Israel as a Royal Priest Among the Nations

Between their exodus from Egyptian slavery and their entrance into the new Eden, the land of promise, Israel encountered God at Mount Sinai. At God’s holy mountain, God commissioned Israel as a royal priest among the nations.

At Sinai, God announced the good news of divine grace and entrusted Israel with a vocation. The good news is that God carried Israel on eagles’ wings from Egypt to Sinai in order to begin a new relationship with them. God entered into covenant with them so that they would become God’s own possession. God would be their God, and they would be God’s people. God blessed Israel with God’s own presence and gave them status as God’s firstborn.

This status, however, came with responsibility.  When God created humanity as the image of God, humanity was invested with the responsibility to fill the earth with divine glory and care for it. In a similar way, when God created Israel, God entered into covenant with them, and called them “my children,” and God gave them a responsibility, a mission, a vocation.

Like humanity in the beginning, this mission arises out of their role as royal priests. Just as humanity—as the image of God—is a royal priest within the creation, so Israel is a royal priest among the nations.

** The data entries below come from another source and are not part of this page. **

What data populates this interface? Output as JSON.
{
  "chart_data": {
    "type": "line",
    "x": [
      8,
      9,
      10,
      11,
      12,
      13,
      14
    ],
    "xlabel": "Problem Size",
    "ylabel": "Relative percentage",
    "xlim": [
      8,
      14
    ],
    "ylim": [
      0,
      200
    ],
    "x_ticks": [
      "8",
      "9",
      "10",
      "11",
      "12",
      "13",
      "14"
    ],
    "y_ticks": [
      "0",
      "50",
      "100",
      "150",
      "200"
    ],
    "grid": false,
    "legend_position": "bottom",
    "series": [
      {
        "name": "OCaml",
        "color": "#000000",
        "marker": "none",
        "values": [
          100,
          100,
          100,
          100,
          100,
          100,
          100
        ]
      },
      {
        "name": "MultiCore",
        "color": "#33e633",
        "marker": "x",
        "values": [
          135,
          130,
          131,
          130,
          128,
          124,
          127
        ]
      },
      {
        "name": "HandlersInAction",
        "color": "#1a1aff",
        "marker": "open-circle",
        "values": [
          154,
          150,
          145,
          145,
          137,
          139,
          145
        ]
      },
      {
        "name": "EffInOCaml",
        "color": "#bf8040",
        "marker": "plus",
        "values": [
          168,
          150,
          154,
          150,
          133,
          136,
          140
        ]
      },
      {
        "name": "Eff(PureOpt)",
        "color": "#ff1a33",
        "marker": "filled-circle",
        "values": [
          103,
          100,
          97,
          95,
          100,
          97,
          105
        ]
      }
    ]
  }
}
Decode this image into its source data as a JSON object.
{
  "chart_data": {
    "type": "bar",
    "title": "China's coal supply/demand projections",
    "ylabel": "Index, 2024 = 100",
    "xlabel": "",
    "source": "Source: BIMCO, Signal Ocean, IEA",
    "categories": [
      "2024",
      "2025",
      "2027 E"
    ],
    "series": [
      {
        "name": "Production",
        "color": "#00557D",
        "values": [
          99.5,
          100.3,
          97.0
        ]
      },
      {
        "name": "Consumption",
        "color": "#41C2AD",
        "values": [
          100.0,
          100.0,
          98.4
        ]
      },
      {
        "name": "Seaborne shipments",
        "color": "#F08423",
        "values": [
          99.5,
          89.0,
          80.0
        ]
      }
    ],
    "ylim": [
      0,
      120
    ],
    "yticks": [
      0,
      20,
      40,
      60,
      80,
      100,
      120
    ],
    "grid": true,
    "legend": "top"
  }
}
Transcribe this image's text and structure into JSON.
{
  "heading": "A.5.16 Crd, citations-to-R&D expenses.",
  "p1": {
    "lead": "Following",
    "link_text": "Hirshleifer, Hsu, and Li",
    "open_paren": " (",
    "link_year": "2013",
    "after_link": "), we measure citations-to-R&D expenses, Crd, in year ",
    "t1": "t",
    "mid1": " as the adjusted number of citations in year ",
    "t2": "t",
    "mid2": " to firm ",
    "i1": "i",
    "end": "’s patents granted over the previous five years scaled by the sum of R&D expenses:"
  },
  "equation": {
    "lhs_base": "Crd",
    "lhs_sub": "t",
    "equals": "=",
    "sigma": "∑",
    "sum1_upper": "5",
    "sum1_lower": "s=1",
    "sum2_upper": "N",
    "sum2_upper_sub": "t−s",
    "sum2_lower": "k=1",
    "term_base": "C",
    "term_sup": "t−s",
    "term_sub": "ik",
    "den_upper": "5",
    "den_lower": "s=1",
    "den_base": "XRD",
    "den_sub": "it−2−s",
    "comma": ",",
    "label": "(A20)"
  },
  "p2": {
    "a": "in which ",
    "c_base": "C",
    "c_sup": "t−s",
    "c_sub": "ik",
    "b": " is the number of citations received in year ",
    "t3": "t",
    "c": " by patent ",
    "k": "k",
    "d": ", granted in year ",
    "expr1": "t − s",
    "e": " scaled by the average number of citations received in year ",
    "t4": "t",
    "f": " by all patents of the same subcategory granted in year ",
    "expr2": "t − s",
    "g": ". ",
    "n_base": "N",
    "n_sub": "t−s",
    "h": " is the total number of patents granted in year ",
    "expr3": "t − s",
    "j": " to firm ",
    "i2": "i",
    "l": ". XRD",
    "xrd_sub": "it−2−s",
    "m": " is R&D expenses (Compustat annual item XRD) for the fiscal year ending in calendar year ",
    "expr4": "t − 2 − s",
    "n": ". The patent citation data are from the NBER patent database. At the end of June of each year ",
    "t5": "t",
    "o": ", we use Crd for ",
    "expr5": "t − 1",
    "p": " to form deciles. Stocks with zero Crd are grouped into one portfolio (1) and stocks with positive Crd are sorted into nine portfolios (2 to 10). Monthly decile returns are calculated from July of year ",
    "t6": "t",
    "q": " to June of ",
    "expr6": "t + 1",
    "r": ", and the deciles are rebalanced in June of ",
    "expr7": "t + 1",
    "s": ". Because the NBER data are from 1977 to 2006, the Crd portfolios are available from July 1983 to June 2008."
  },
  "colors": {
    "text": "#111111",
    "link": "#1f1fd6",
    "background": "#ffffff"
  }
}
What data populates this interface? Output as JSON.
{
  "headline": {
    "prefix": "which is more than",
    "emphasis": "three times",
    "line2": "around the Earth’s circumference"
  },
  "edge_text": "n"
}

As royalty, they represent God in the world. They embody the values and life of God in their own community as God’s ambassadors. As priests, they mediate the presence and grace of God in the world. In their priestly role, Israel receives God’s blessing in order to bless the nations, and they invite the nations to hear the word of the Lord.

God wanted Israel to showcase wisdom and understanding, to display divine glory and righteousness. The Torah was a witness to the nations, and if Israel lived by its guidance, the nations would say, as Deuteronomy 4:6 anticipated, “Surely this great nation is a wise and understanding people.” If Israel followed the Torah, they would embody wisdom, and they would show the nations how to live in peace, harmony, and justice. If Israel followed the Torah, Israel would flourish, and in their flourishing they would commend God’s wisdom to the nations.

The “Great Commission of the Hebrew Bible,” found in Isaiah 49:6, underscores Israel’s missional purpose:  they are a light for the nations and appointed to bring God’s salvation to the ends of the earth. Israel was not simply a means by which God would send the Messiah but also a witness to the holy love of God among the nations.  

As the image of God in the world, Israel served the nations as a shining city on a hill, a light in the darkness. At times, they succeeded, and at other times, they did not, just like us.



3 Responses to “Israel as a Royal Priest Among the Nations”

  1.   Anita Hassey Says:

    Well done, John MarkK! I’m wondering if you ever comment on the many variations of the idea that Israel is still, even now, God’s “chosen” whom He will protect until the end of time. As you well know, there are political ramifications to this point of view, and our foreign policy reflects this belief by many Evangelicals.
    Thanks,
    Anita

  2.   John Mark Hicks Says:

    As we move forward in the series, I will express an opinion about that in general terms, which I think is consistent with the trajectory of the story. In essence, I don’t think the political state of Israel is a fulfillment of God’s intent for Israel, but I do think there is a future role for the Jewish people with whom God has enacted an irrevocable covenant. More later. 🙂 I know…its a teaser.

  3.   Dwight Says:

    According to what we are told in the Gospels, the “nation of Israel” and the nation of the Gentiles were to be united under Christ, one nation…one nationality…the called out…the children of God. The fulfillment of Israel and the Law was Jesus, the Savior of mankind.